The principle comes from functional safety — the body of standards developed for chemical, nuclear, aviation, and rail systems over the last forty years. The core idea is that for a safety guarantee to be meaningful, the thing providing the guarantee must be independent of the thing being guaranteed. Different compute. Different power supply. Different sensor inputs where possible. Different people designing each side.

That independence is what gives a safety claim its weight. Without it, the safety layer is only as reliable as the operational layer it sits on top of — which is exactly the failure mode we see in the six incidents above.

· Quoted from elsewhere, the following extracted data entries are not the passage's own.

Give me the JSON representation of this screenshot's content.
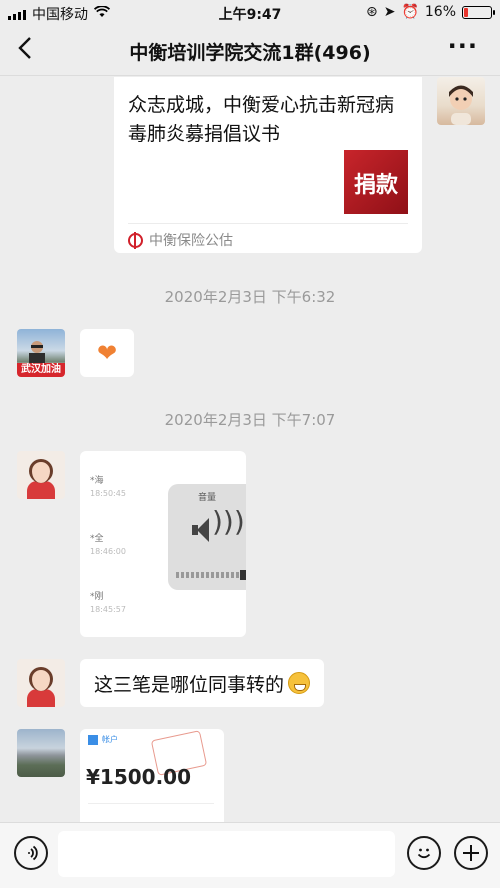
{
  "status_bar": {
    "carrier": "中国移动",
    "time": "上午9:47",
    "battery": "16%",
    "battery_level": 0.16
  },
  "nav": {
    "back_icon": "chevron-left-icon",
    "title": "中衡培训学院交流1群(496)",
    "more_icon": "ellipsis-icon"
  },
  "messages": {
    "article": {
      "title": "众志成城，中衡爱心抗击新冠病毒肺炎募捐倡议书",
      "thumb_text": "捐款",
      "source": "中衡保险公估"
    },
    "timestamp_1": "2020年2月3日 下午6:32",
    "heart": "❤",
    "avatar_banner": "武汉加油",
    "timestamp_2": "2020年2月3日 下午7:07",
    "screenshot": {
      "rows": [
        {
          "name": "*海",
          "time": "18:50:45"
        },
        {
          "name": "*全",
          "time": "18:46:00"
        },
        {
          "name": "*刚",
          "time": "18:45:57"
        }
      ],
      "volume_label": "音量"
    },
    "question": "这三笔是哪位同事转的",
    "receipt": {
      "brand": "帐户",
      "amount": "¥1500.00"
    }
  },
  "input_bar": {
    "voice_icon": "voice-icon",
    "emoji_icon": "emoji-icon",
    "plus_icon": "plus-icon",
    "value": ""
  }
}
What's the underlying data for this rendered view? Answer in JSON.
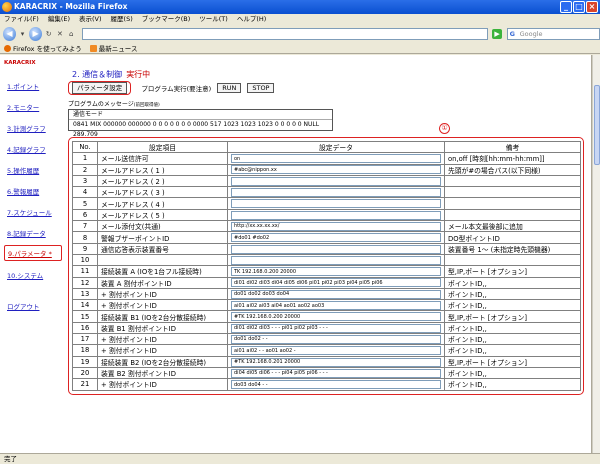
{
  "window": {
    "title": "KARACRIX - Mozilla Firefox"
  },
  "menu": [
    "ファイル(F)",
    "編集(E)",
    "表示(V)",
    "履歴(S)",
    "ブックマーク(B)",
    "ツール(T)",
    "ヘルプ(H)"
  ],
  "nav": {
    "url": "",
    "search_placeholder": "Google"
  },
  "bookmarks": [
    "Firefox を使ってみよう",
    "最新ニュース"
  ],
  "status": "完了",
  "brand": "KARACRIX",
  "sidebar": {
    "items": [
      "1.ポイント",
      "2.モニター",
      "3.計測グラフ",
      "4.記録グラフ",
      "5.操作履歴",
      "6.警報履歴",
      "7.スケジュール",
      "8.記録データ",
      "9.パラメータ *",
      "10.システム"
    ],
    "logout": "ログアウト"
  },
  "header": {
    "section": "2. 通信＆制御",
    "running": "実行中",
    "param_button": "パラメータ設定",
    "run_label": "プログラム実行(要注意)",
    "run_button": "RUN",
    "stop_button": "STOP"
  },
  "messages": {
    "title": "プログラムのメッセージ",
    "title_note": "(前回取得値)",
    "mode": "通信モード",
    "line": "0841 MIX 000000 000000 0 0 0 0 0 0 0 0000 517 1023 1023 1023 0 0 0 0 0 NULL 289.709"
  },
  "table_marker": "①",
  "table": {
    "headers": [
      "No.",
      "設定項目",
      "設定データ",
      "備考"
    ],
    "rows": [
      {
        "no": "1",
        "item": "メール送信許可",
        "data": "on",
        "note": "on,off [時刻[hh:mm-hh:mm]]"
      },
      {
        "no": "2",
        "item": "メールアドレス ( 1 )",
        "data": "#abc@nippon.xx",
        "note": "先頭が#の場合パス(以下同様)"
      },
      {
        "no": "3",
        "item": "メールアドレス ( 2 )",
        "data": "",
        "note": ""
      },
      {
        "no": "4",
        "item": "メールアドレス ( 3 )",
        "data": "",
        "note": ""
      },
      {
        "no": "5",
        "item": "メールアドレス ( 4 )",
        "data": "",
        "note": ""
      },
      {
        "no": "6",
        "item": "メールアドレス ( 5 )",
        "data": "",
        "note": ""
      },
      {
        "no": "7",
        "item": "メール添付文(共通)",
        "data": "http://xx.xx.xx.xx/",
        "note": "メール本文最後部に追加"
      },
      {
        "no": "8",
        "item": "警報ブザーポイントID",
        "data": "#do01 #do02",
        "note": "DO型ポイントID"
      },
      {
        "no": "9",
        "item": "通信応答表示装置番号",
        "data": "",
        "note": "装置番号 1〜 (未指定時先頭機器)"
      },
      {
        "no": "10",
        "item": "",
        "data": "",
        "note": ""
      },
      {
        "no": "11",
        "item": "接続装置 A (IOを1台フル接続時)",
        "data": "TK 192.168.0.200 20000",
        "note": "型,IP,ポート [オプション]"
      },
      {
        "no": "12",
        "item": "装置 A 割付ポイントID",
        "data": "di01 di02 di03 di04 di05 di06 pi01 pi02 pi03 pi04 pi05 pi06",
        "note": "ポイントID,,"
      },
      {
        "no": "13",
        "item": "+ 割付ポイントID",
        "data": "do01 do02 do03 do04",
        "note": "ポイントID,,"
      },
      {
        "no": "14",
        "item": "+ 割付ポイントID",
        "data": "ai01 ai02 ai03 ai04 ao01 ao02 ao03",
        "note": "ポイントID,,"
      },
      {
        "no": "15",
        "item": "接続装置 B1 (IOを2台分散接続時)",
        "data": "#TK 192.168.0.200 20000",
        "note": "型,IP,ポート [オプション]"
      },
      {
        "no": "16",
        "item": "装置 B1 割付ポイントID",
        "data": "di01 di02 di03 - - - pi01 pi02 pi03 - - -",
        "note": "ポイントID,,"
      },
      {
        "no": "17",
        "item": "+ 割付ポイントID",
        "data": "do01 do02 - -",
        "note": "ポイントID,,"
      },
      {
        "no": "18",
        "item": "+ 割付ポイントID",
        "data": "ai01 ai02 - - ao01 ao02 -",
        "note": "ポイントID,,"
      },
      {
        "no": "19",
        "item": "接続装置 B2 (IOを2台分散接続時)",
        "data": "#TK 192.168.0.201 20000",
        "note": "型,IP,ポート [オプション]"
      },
      {
        "no": "20",
        "item": "装置 B2 割付ポイントID",
        "data": "di04 di05 di06 - - - pi04 pi05 pi06 - - -",
        "note": "ポイントID,,"
      },
      {
        "no": "21",
        "item": "+ 割付ポイントID",
        "data": "do03 do04 - -",
        "note": "ポイントID,,"
      }
    ]
  }
}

In robotics, that translates into concrete architectural choices. The safety system should not share a CPU with the motion-planning stack. The safety system should not depend solely on the same cameras the perception stack is using. The safety system should have its own, simpler, independently-verifiable view of the world — usually from a separate set of sensors — and its own way to bring the machine to a safe state without asking permission from the main stack.

If the main stack has crashed, got confused, or been compromised, the safety system should still do its job.

What this means for operators

If you're operating robotic equipment today, the practical questions to ask the vendor are narrower than the marketing glossaries would suggest.

• What's the independent safety system on this machine? Not what software can detect a fault — what independent hardware brings the machine to a safe state when the main stack is wrong?
• What is the safety certification based on? Is it a claim about the final integrated system, or is it a claim about a subsystem that the integrator is expected to make safe?
• What's the evidence that the safety layer is actually independent of the operational layer? Separate compute? Separate power? Separate sensors? If the answer is "we run redundant processes on the same CPU", that is not independence in any useful sense.
• What does the machine do when the main stack is not healthy? Specifically, what is the deterministic failure mode? "It logs an error and waits for reset" is not a safety answer.

These are the questions the sixty-percent-unexpected-activation statistic is quietly telling us to ask.

The root cause

Every incident above shares one root cause — no hardware-enforced safety layer between the AI and the physical world.

The six incidents didn't require an EU regulation to be preventable. They'd all have been preventable with an architectural choice that the older safety-critical industries settled on decades ago. But on 20 January 2027, when the EU Machinery Regulation applies in full, that architectural choice moves from "good engineering" to "prerequisite for market access."

That's the conversation the industry needs to have in public now, not in January 2027.